Gronevelt lanzó un suspiro.

– Es una jugada horrible la que haces. Me fastidia que lo hagas.

– ¿De acuerdo, entonces? -preguntó Cully. Procuró borrar el júbilo de su voz. No quería que Gronevelt supiese lo ansioso que estaba.

– Sí -dijo Gronevelt-. Pero coge sólo los dos millones de Fummiro, no te preocupes del dinero que nos deben los otros. Si algo fuese mal, perderíamos sólo esos dos millones.

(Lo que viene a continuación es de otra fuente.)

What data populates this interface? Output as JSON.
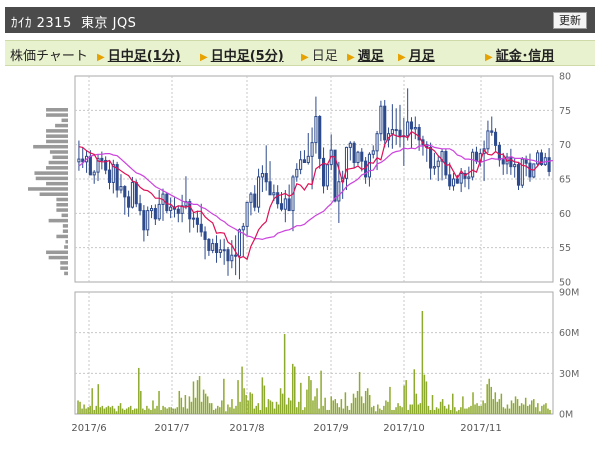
{
  "header": {
    "title": "ｶｲｶ 2315  東京 JQS",
    "refresh_label": "更新"
  },
  "tabs": {
    "label": "株価チャート",
    "items": [
      {
        "label": "日中足(1分)",
        "link": true
      },
      {
        "label": "日中足(5分)",
        "link": true
      },
      {
        "label": "日足",
        "link": false
      },
      {
        "label": "週足",
        "link": true
      },
      {
        "label": "月足",
        "link": true
      },
      {
        "label": "証金･信用",
        "link": true
      }
    ]
  },
  "colors": {
    "candle": "#2d4a8c",
    "ma_short": "#dd1155",
    "ma_long": "#cc44dd",
    "volume": "#8eaa2e",
    "volume_profile": "#999999",
    "grid": "#c8c8c8"
  },
  "chart_data": {
    "type": "candlestick",
    "price_axis": {
      "ticks": [
        "80",
        "75",
        "70",
        "65",
        "60",
        "55",
        "50"
      ],
      "range": [
        50,
        80
      ]
    },
    "volume_axis": {
      "ticks": [
        "90M",
        "60M",
        "30M",
        "0M"
      ],
      "range": [
        0,
        90
      ]
    },
    "x_labels": [
      "2017/6",
      "2017/7",
      "2017/8",
      "2017/9",
      "2017/10",
      "2017/11"
    ],
    "ohlc": [
      [
        67.5,
        70.6,
        66.2,
        67.9
      ],
      [
        67.9,
        69.6,
        66.6,
        67.5
      ],
      [
        67.5,
        69.2,
        65.9,
        68.3
      ],
      [
        68.3,
        69.2,
        65.6,
        65.6
      ],
      [
        65.6,
        66.3,
        64.3,
        66.0
      ],
      [
        66.0,
        68.6,
        64.7,
        68.0
      ],
      [
        68.0,
        69.0,
        66.4,
        67.7
      ],
      [
        67.7,
        68.3,
        65.7,
        66.3
      ],
      [
        66.3,
        67.7,
        63.5,
        64.5
      ],
      [
        64.5,
        67.8,
        62.9,
        67.1
      ],
      [
        67.1,
        67.5,
        62.3,
        63.4
      ],
      [
        63.4,
        65.7,
        62.9,
        63.9
      ],
      [
        63.9,
        64.1,
        59.8,
        62.4
      ],
      [
        62.4,
        63.3,
        59.5,
        60.9
      ],
      [
        60.9,
        65.3,
        60.7,
        64.5
      ],
      [
        64.5,
        64.9,
        60.9,
        61.4
      ],
      [
        61.4,
        62.7,
        59.7,
        60.4
      ],
      [
        60.4,
        61.2,
        55.9,
        57.6
      ],
      [
        57.6,
        61.0,
        56.7,
        60.4
      ],
      [
        60.4,
        61.2,
        59.3,
        60.7
      ],
      [
        60.7,
        61.3,
        58.3,
        59.2
      ],
      [
        59.2,
        63.4,
        58.9,
        61.3
      ],
      [
        61.3,
        63.6,
        58.9,
        62.8
      ],
      [
        62.8,
        63.0,
        60.0,
        60.4
      ],
      [
        60.4,
        62.3,
        59.3,
        60.9
      ],
      [
        60.9,
        62.3,
        59.4,
        60.6
      ],
      [
        60.6,
        61.1,
        58.7,
        60.0
      ],
      [
        60.0,
        62.7,
        58.7,
        61.1
      ],
      [
        61.1,
        65.4,
        60.6,
        61.7
      ],
      [
        61.7,
        62.1,
        57.2,
        59.2
      ],
      [
        59.2,
        60.2,
        57.9,
        59.3
      ],
      [
        59.3,
        60.4,
        57.2,
        58.4
      ],
      [
        58.4,
        61.4,
        56.6,
        57.3
      ],
      [
        57.3,
        58.1,
        53.3,
        56.2
      ],
      [
        56.2,
        56.4,
        53.8,
        54.6
      ],
      [
        54.6,
        56.3,
        54.2,
        55.6
      ],
      [
        55.6,
        56.8,
        52.8,
        54.3
      ],
      [
        54.3,
        56.2,
        53.5,
        54.7
      ],
      [
        54.7,
        56.3,
        52.5,
        54.7
      ],
      [
        54.7,
        55.1,
        50.9,
        53.1
      ],
      [
        53.1,
        56.1,
        52.0,
        53.9
      ],
      [
        53.9,
        56.8,
        51.0,
        53.8
      ],
      [
        53.8,
        57.8,
        50.4,
        57.6
      ],
      [
        57.6,
        58.6,
        53.7,
        58.1
      ],
      [
        58.1,
        61.6,
        56.8,
        61.6
      ],
      [
        61.6,
        63.1,
        59.7,
        62.8
      ],
      [
        62.8,
        64.1,
        60.3,
        60.9
      ],
      [
        60.9,
        66.5,
        60.1,
        65.3
      ],
      [
        65.3,
        67.0,
        63.1,
        65.8
      ],
      [
        65.8,
        69.9,
        63.3,
        64.6
      ],
      [
        64.6,
        67.6,
        62.7,
        62.7
      ],
      [
        62.7,
        64.2,
        61.8,
        63.0
      ],
      [
        63.0,
        64.1,
        60.7,
        61.4
      ],
      [
        61.4,
        63.1,
        60.3,
        60.6
      ],
      [
        60.6,
        63.4,
        58.7,
        62.1
      ],
      [
        62.1,
        64.2,
        60.5,
        60.4
      ],
      [
        60.4,
        65.6,
        57.4,
        65.3
      ],
      [
        65.3,
        67.3,
        64.6,
        66.4
      ],
      [
        66.4,
        69.1,
        65.7,
        67.8
      ],
      [
        67.8,
        69.2,
        67.4,
        67.4
      ],
      [
        67.4,
        71.7,
        67.1,
        68.3
      ],
      [
        68.3,
        72.5,
        63.5,
        70.3
      ],
      [
        70.3,
        77.0,
        68.7,
        74.1
      ],
      [
        74.1,
        74.3,
        66.5,
        68.0
      ],
      [
        68.0,
        69.6,
        62.9,
        64.0
      ],
      [
        64.0,
        67.2,
        63.4,
        67.1
      ],
      [
        67.1,
        71.5,
        66.3,
        69.2
      ],
      [
        69.2,
        69.2,
        61.6,
        61.8
      ],
      [
        61.8,
        67.5,
        58.6,
        64.6
      ],
      [
        64.6,
        66.2,
        62.1,
        65.1
      ],
      [
        65.1,
        69.7,
        63.4,
        69.6
      ],
      [
        69.6,
        70.5,
        67.7,
        70.2
      ],
      [
        70.2,
        70.5,
        66.6,
        67.4
      ],
      [
        67.4,
        69.1,
        67.0,
        68.9
      ],
      [
        68.9,
        69.5,
        66.1,
        67.6
      ],
      [
        67.6,
        68.2,
        64.3,
        65.3
      ],
      [
        65.3,
        68.9,
        63.9,
        68.6
      ],
      [
        68.6,
        69.9,
        68.0,
        69.1
      ],
      [
        69.1,
        72.0,
        66.3,
        71.6
      ],
      [
        71.6,
        76.4,
        70.5,
        75.6
      ],
      [
        75.6,
        76.5,
        69.6,
        70.7
      ],
      [
        70.7,
        72.5,
        69.6,
        71.6
      ],
      [
        71.6,
        75.9,
        69.4,
        72.2
      ],
      [
        72.2,
        75.3,
        70.0,
        72.1
      ],
      [
        72.1,
        75.8,
        69.6,
        71.2
      ],
      [
        71.2,
        73.9,
        66.9,
        71.3
      ],
      [
        71.3,
        78.2,
        70.6,
        73.3
      ],
      [
        73.3,
        74.0,
        69.5,
        72.3
      ],
      [
        72.3,
        74.1,
        70.8,
        72.5
      ],
      [
        72.5,
        73.0,
        69.1,
        70.7
      ],
      [
        70.7,
        71.3,
        68.4,
        70.0
      ],
      [
        70.0,
        70.5,
        67.5,
        69.6
      ],
      [
        69.6,
        70.3,
        64.9,
        66.6
      ],
      [
        66.6,
        68.8,
        65.6,
        66.8
      ],
      [
        66.8,
        68.3,
        64.7,
        67.6
      ],
      [
        67.6,
        69.4,
        64.8,
        69.0
      ],
      [
        69.0,
        69.4,
        65.0,
        65.6
      ],
      [
        65.6,
        67.4,
        63.4,
        64.0
      ],
      [
        64.0,
        65.9,
        63.3,
        65.0
      ],
      [
        65.0,
        65.6,
        64.3,
        64.4
      ],
      [
        64.4,
        66.6,
        63.1,
        65.8
      ],
      [
        65.8,
        66.3,
        63.8,
        65.1
      ],
      [
        65.1,
        66.8,
        63.5,
        65.3
      ],
      [
        65.3,
        69.4,
        64.8,
        68.9
      ],
      [
        68.9,
        69.7,
        67.2,
        67.6
      ],
      [
        67.6,
        69.4,
        66.8,
        68.7
      ],
      [
        68.7,
        70.6,
        64.7,
        69.4
      ],
      [
        69.4,
        73.5,
        68.8,
        72.0
      ],
      [
        72.0,
        74.1,
        71.3,
        71.8
      ],
      [
        71.8,
        72.4,
        69.1,
        69.9
      ],
      [
        69.9,
        70.4,
        66.8,
        67.8
      ],
      [
        67.8,
        68.8,
        65.6,
        67.2
      ],
      [
        67.2,
        68.8,
        65.7,
        68.2
      ],
      [
        68.2,
        69.4,
        65.6,
        66.8
      ],
      [
        66.8,
        68.1,
        65.2,
        67.1
      ],
      [
        67.1,
        67.5,
        63.4,
        64.1
      ],
      [
        64.1,
        68.2,
        63.7,
        67.9
      ],
      [
        67.9,
        68.4,
        65.4,
        67.3
      ],
      [
        67.3,
        68.7,
        64.6,
        65.3
      ],
      [
        65.3,
        67.2,
        65.1,
        67.2
      ],
      [
        67.2,
        69.2,
        66.8,
        68.8
      ],
      [
        68.8,
        69.3,
        66.9,
        67.1
      ],
      [
        67.1,
        68.8,
        66.9,
        68.1
      ],
      [
        68.1,
        69.5,
        65.4,
        66.1
      ]
    ],
    "ma_short": [
      69.7,
      69.6,
      69.1,
      68.8,
      68.6,
      67.6,
      67.5,
      67.5,
      67.7,
      66.8,
      66.6,
      66.2,
      65.8,
      65.5,
      64.7,
      64.5,
      63.8,
      63.4,
      63.3,
      62.9,
      62.2,
      62.2,
      62.0,
      61.4,
      61.3,
      60.8,
      61.1,
      61.0,
      60.9,
      61.1,
      60.1,
      60.3,
      60.3,
      59.5,
      59.0,
      58.6,
      57.1,
      57.2,
      57.1,
      55.8,
      55.4,
      54.4,
      53.5,
      53.7,
      53.3,
      55.2,
      56.3,
      57.6,
      58.3,
      58.8,
      60.9,
      62.1,
      62.6,
      62.7,
      62.9,
      62.5,
      62.8,
      64.3,
      64.1,
      63.4,
      64.3,
      64.2,
      66.5,
      66.9,
      67.3,
      67.1,
      68.3,
      68.2,
      66.5,
      64.5,
      66.4,
      66.5,
      66.6,
      66.9,
      66.4,
      66.6,
      67.4,
      67.3,
      68.1,
      67.8,
      70.0,
      71.0,
      71.5,
      71.3,
      71.1,
      71.3,
      71.0,
      71.9,
      71.6,
      71.2,
      70.2,
      69.5,
      69.5,
      69.1,
      68.4,
      67.8,
      67.0,
      67.1,
      66.1,
      65.1,
      66.2,
      65.5,
      65.9,
      66.3,
      66.0,
      67.6,
      69.2,
      68.6,
      68.5,
      69.0,
      68.6,
      68.6,
      67.6,
      67.8,
      67.5,
      67.4,
      67.0,
      66.9,
      66.4,
      66.3,
      66.9,
      67.6
    ],
    "ma_long": [
      66.9,
      67.3,
      67.9,
      68.3,
      68.5,
      68.6,
      68.6,
      68.7,
      68.7,
      68.5,
      68.4,
      67.9,
      67.4,
      66.9,
      66.4,
      65.9,
      65.7,
      65.4,
      64.9,
      64.4,
      63.9,
      63.6,
      63.3,
      63.0,
      62.7,
      62.4,
      62.1,
      61.8,
      61.6,
      61.5,
      61.3,
      61.3,
      60.9,
      60.7,
      60.3,
      59.9,
      59.6,
      59.1,
      58.8,
      58.3,
      58.0,
      57.7,
      57.3,
      57.1,
      56.7,
      56.6,
      56.3,
      56.3,
      56.2,
      56.4,
      56.5,
      56.6,
      57.1,
      57.3,
      57.5,
      57.6,
      57.9,
      58.2,
      58.2,
      58.4,
      58.9,
      59.3,
      59.7,
      60.0,
      60.3,
      60.9,
      61.4,
      62.2,
      62.6,
      63.2,
      63.9,
      64.3,
      64.6,
      65.0,
      65.6,
      65.8,
      66.2,
      66.3,
      67.2,
      67.4,
      67.8,
      68.3,
      68.8,
      69.0,
      69.1,
      69.5,
      69.4,
      69.5,
      69.4,
      69.8,
      69.8,
      69.9,
      69.9,
      69.6,
      69.5,
      69.4,
      69.4,
      69.4,
      69.1,
      68.5,
      68.3,
      67.9,
      67.9,
      67.8,
      67.6,
      67.4,
      67.6,
      67.8,
      68.0,
      67.9,
      67.9,
      68.0,
      67.9,
      68.3,
      68.0,
      68.0,
      68.0,
      67.9,
      67.8,
      67.7,
      67.5,
      67.4,
      67.5,
      67.6,
      67.7
    ],
    "volume": [
      10,
      9,
      4,
      7,
      4,
      5,
      6,
      19,
      3,
      6,
      22,
      5,
      6,
      4,
      5,
      6,
      5,
      6,
      4,
      2,
      6,
      8,
      4,
      3,
      4,
      5,
      6,
      3,
      4,
      4,
      34,
      17,
      4,
      3,
      6,
      4,
      3,
      10,
      4,
      6,
      17,
      3,
      6,
      5,
      4,
      5,
      5,
      4,
      4,
      5,
      17,
      12,
      5,
      14,
      4,
      13,
      9,
      24,
      12,
      25,
      28,
      9,
      18,
      15,
      13,
      8,
      8,
      3,
      4,
      6,
      5,
      10,
      26,
      2,
      7,
      5,
      11,
      4,
      6,
      25,
      9,
      35,
      19,
      14,
      10,
      16,
      15,
      4,
      6,
      8,
      3,
      27,
      21,
      5,
      11,
      10,
      9,
      4,
      9,
      7,
      19,
      15,
      59,
      7,
      12,
      10,
      37,
      35,
      5,
      9,
      23,
      3,
      5,
      18,
      28,
      25,
      10,
      13,
      19,
      4,
      32,
      6,
      12,
      3,
      3,
      13,
      10,
      11,
      8,
      5,
      11,
      4,
      16,
      6,
      3,
      8,
      15,
      12,
      17,
      31,
      13,
      8,
      17,
      19,
      14,
      5,
      6,
      2,
      7,
      4,
      3,
      6,
      10,
      9,
      20,
      3,
      3,
      5,
      8,
      6,
      5,
      21,
      25,
      3,
      7,
      7,
      33,
      15,
      7,
      8,
      76,
      29,
      24,
      6,
      3,
      14,
      3,
      5,
      4,
      9,
      11,
      6,
      4,
      7,
      3,
      15,
      5,
      2,
      3,
      5,
      13,
      4,
      4,
      5,
      6,
      16,
      7,
      8,
      6,
      6,
      10,
      8,
      22,
      26,
      20,
      11,
      16,
      9,
      11,
      15,
      5,
      4,
      7,
      4,
      10,
      8,
      13,
      11,
      6,
      8,
      7,
      12,
      6,
      7,
      10,
      11,
      5,
      8,
      2,
      6,
      7,
      8,
      4,
      3
    ],
    "volume_profile": [
      17,
      17,
      5,
      10,
      17,
      17,
      17,
      27,
      14,
      12,
      15,
      17,
      26,
      25,
      17,
      31,
      22,
      9,
      9,
      9,
      5,
      15,
      4,
      4,
      9,
      2,
      3,
      17,
      15,
      6,
      6,
      3
    ]
  }
}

Cully se echó a reír, jugando su juego.

– Sólo perdemos un millón, el otro es de Fummiro. ¿No te acuerdas?

Pero Gronevelt dijo, muy serio:

– Es todo nuestro. En cuanto ese dinero esté en nuestra caja, Fummiro lo jugará y acabará perdiéndolo. Eso es lo positivo del asunto.

A la mañana siguiente, Cully llevó a Fummiro al aeropuerto en el Rolls Royce de Gronevelt. Le hizo un obsequio caro: un estuche antiguo, del renacimiento italiano, lleno de monedas de oro. Fummiro se entusiasmó, pero Cully percibió cierta curiosidad maliciosa tras sus efusiones de alegría. Por fin Fummiro dijo:

– ¿Cuándo viene usted al Japón?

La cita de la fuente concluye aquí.